Preocupada também com a perda dos documentos, ela procurou a Defensoria Pública com a avó de 71 anos e durante atendimento realizado no CIEP Maestro Heitor Villa Lobos, das 9h às 15h, recebeu orientação jurídica da instituição nesse sentido.
– Iniciativas como essa representam um resgate à cidadania porque, sem documentos, as pessoas não exercem seus direitos. Ou seja, não conseguem arranjar emprego ou abrir uma conta no banco para receber benefícios, por exemplo. E as crianças ficam sem matrícula na escola – explica a defensora pública Ana Cristina Duarte, que participou do Defensoria em Ação no sábado.
Já na Rocinha, o defensor público Fabricio El-Jaick Rapozo disse que esse é um importante canal da Defensoria com a popualção.
– Esse é mais um importante canal aberto pela Defensoria Pública junto ao cidadão e, nesse caso, junto às vítimas das chuvas. Há pessoas sem documento e outras que perderam tudo e por isso estamos a postos para prestar orientação jurídica a quem precisar e, além disso, para garantir os direitos dessas pessoas – observou o defensor.
Em Antares, padeiro que perdeu documentos na enchente tinha entrevista de emprego
Outras pessoas na mesma situação estiveram no Defensoria em Ação de sábado e entre elas estava o padeiro Walter Góes, de 30 anos. Desempregado há quatro anos e também com a casa inundada na noite das chuvas, ele tinha entrevista de emprego na segunda-feira seguinte ao temporal e não pôde comparecer porque perdeu todos os documentos (restou apenas a identidade danificada). Mesmo explicando o que houve por telefone, não foi aceito porque a contratação seria imediata.
– Me disseram que entendiam a situação e que não podiam esperar, e desejaram boa sorte. Vou continuar fazendo bicos para sobreviver enquanto busco outra vaga ao mesmo tempo em que corro atrás de novos documentos. Além da identidade, preciso de CPF, carteira de trabalho, certificado de reservista e das certidões de nascimento e casamento – preocupa-se Walter.
Houve também quem estivesse em busca da certidão de nascimento pela primeira vez, e esse foi o caso de Késsia dos Santos Andrade e do filho Kessial. Ela aos 15 anos e ele, aos 15 dias, chegaram ao atendimento da Defensoria acompanhados do pai do menino, o camelô Daniel Moura, de 22 anos, para obter orientações sobre como dar entrada na certidão tanto para o bebê como para a mãe. Sem o documento, a adolescente nunca foi à escola.
– Não quero que aconteça o mesmo com meu filho e por isso estou aqui. O meu desejo é que ele estude e eu mesma, com os documentos em mãos, vou estudar também – diz Késsia.

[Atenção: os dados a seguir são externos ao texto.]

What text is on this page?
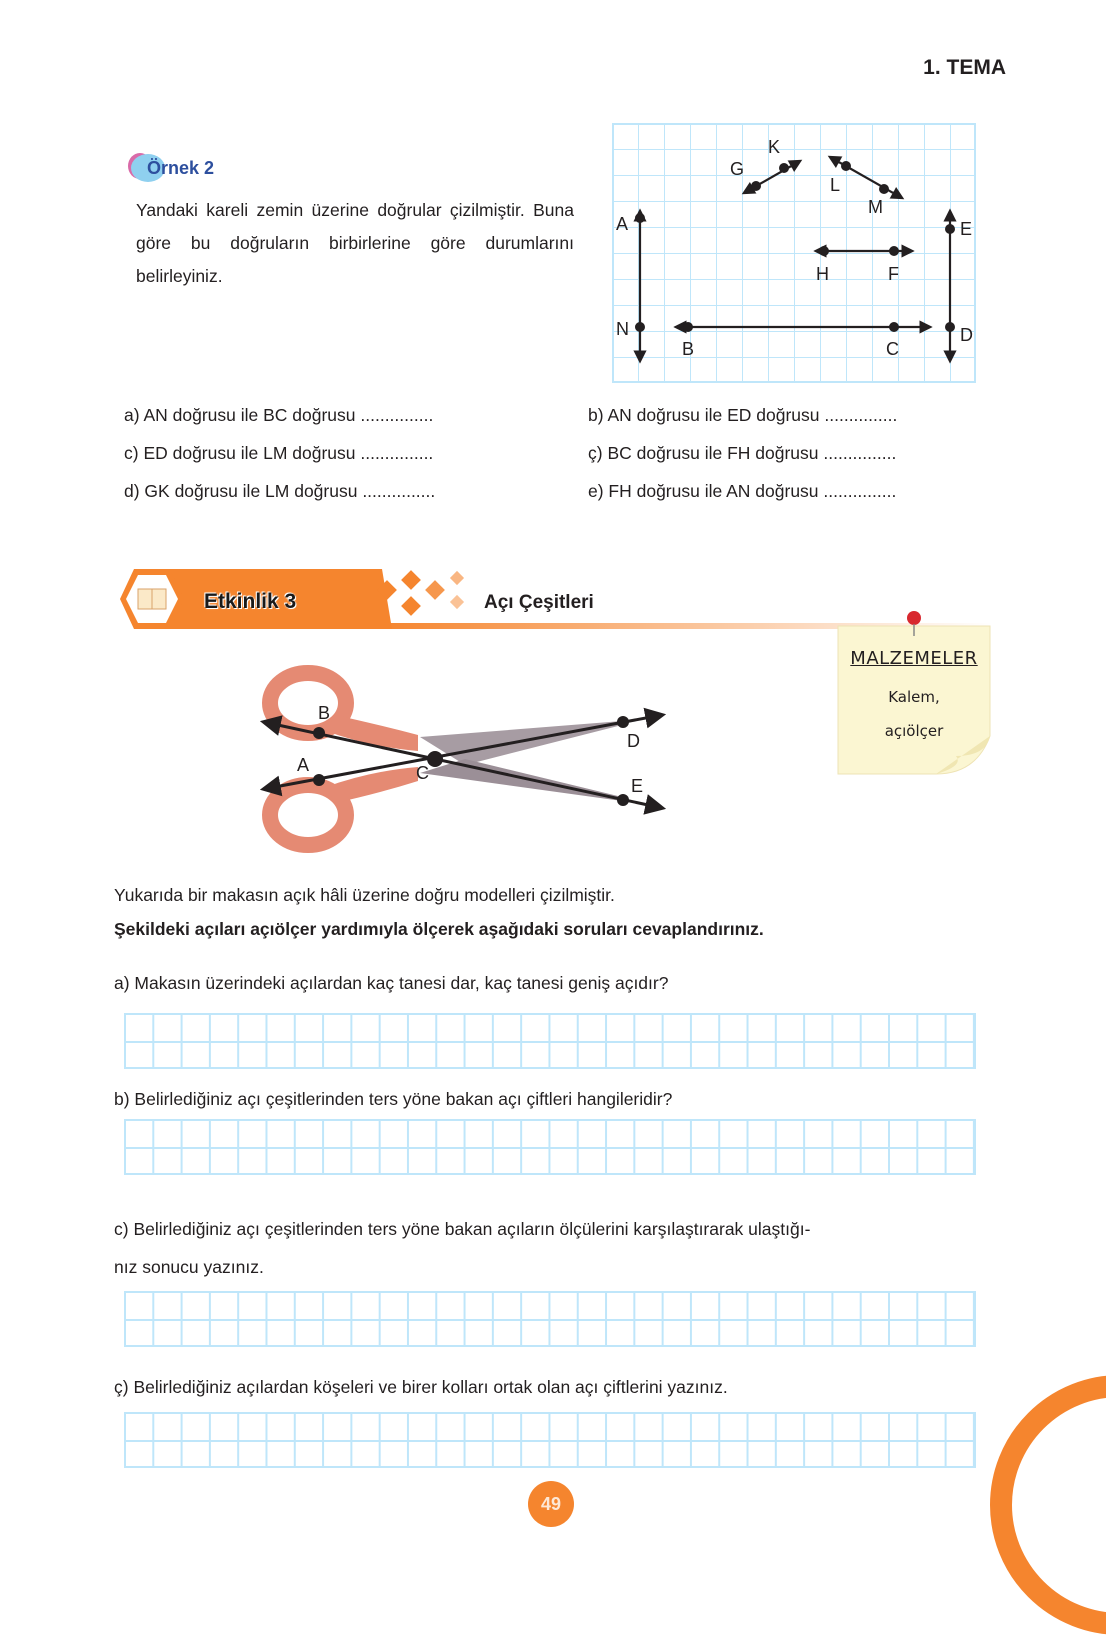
1. TEMA
Örnek 2
Yandaki kareli zemin üzerine doğrular çizilmiştir. Buna göre bu doğruların birbirlerine göre durumlarını belirleyiniz.
A
N
B	C
D
E
H	F
G
K
L
M
a) AN doğrusu ile BC doğrusu ...............	b) AN doğrusu ile ED doğrusu ...............
c) ED doğrusu ile LM doğrusu ...............	ç) BC doğrusu ile FH doğrusu ...............
d) GK doğrusu ile LM doğrusu ...............	e) FH doğrusu ile AN doğrusu ...............
Etkinlik 3	Açı Çeşitleri
MALZEMELER
Kalem,
açıölçer
B
A	C
D
E
Yukarıda bir makasın açık hâli üzerine doğru modelleri çizilmiştir.
Şekildeki açıları açıölçer yardımıyla ölçerek aşağıdaki soruları cevaplandırınız.
a) Makasın üzerindeki açılardan kaç tanesi dar, kaç tanesi geniş açıdır?
b) Belirlediğiniz açı çeşitlerinden ters yöne bakan açı çiftleri hangileridir?
c) Belirlediğiniz açı çeşitlerinden ters yöne bakan açıların ölçülerini karşılaştırarak ulaştığı-
nız sonucu yazınız.
ç) Belirlediğiniz açılardan köşeleri ve birer kolları ortak olan açı çiftlerini yazınız.
49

Lembrando os momentos de apreensão na recepção da maternidade, Diego comemora:
– É muito importante ter essa consciência. Há pouco tempo mesmo, no nascimento do Kessiel, passamos momentos de apreensão na maternidade porque Késsia não tem documentos. Só saímos de lá na presença da minha sogra – relatou.
A ação social em Antares foi realizada em parceria com a Fundação Leão XIII e também contou com a participação de servidores da DPRJ e da defensora popular Vitória Pinheiro, voluntária na iniciativa. Ela participou do “1º Curso de Formação de Defensoras Populares – Educação em Direitos para Jovens e Mulheres” promovido no ano passado pela DPRJ por meio da Coordenação de Defesa dos Direitos da Mulher. A iniciativa tem como objetivo promover a aproximação da instituição por meio de atividades de educação em direitos e criar difusoras dos saberes.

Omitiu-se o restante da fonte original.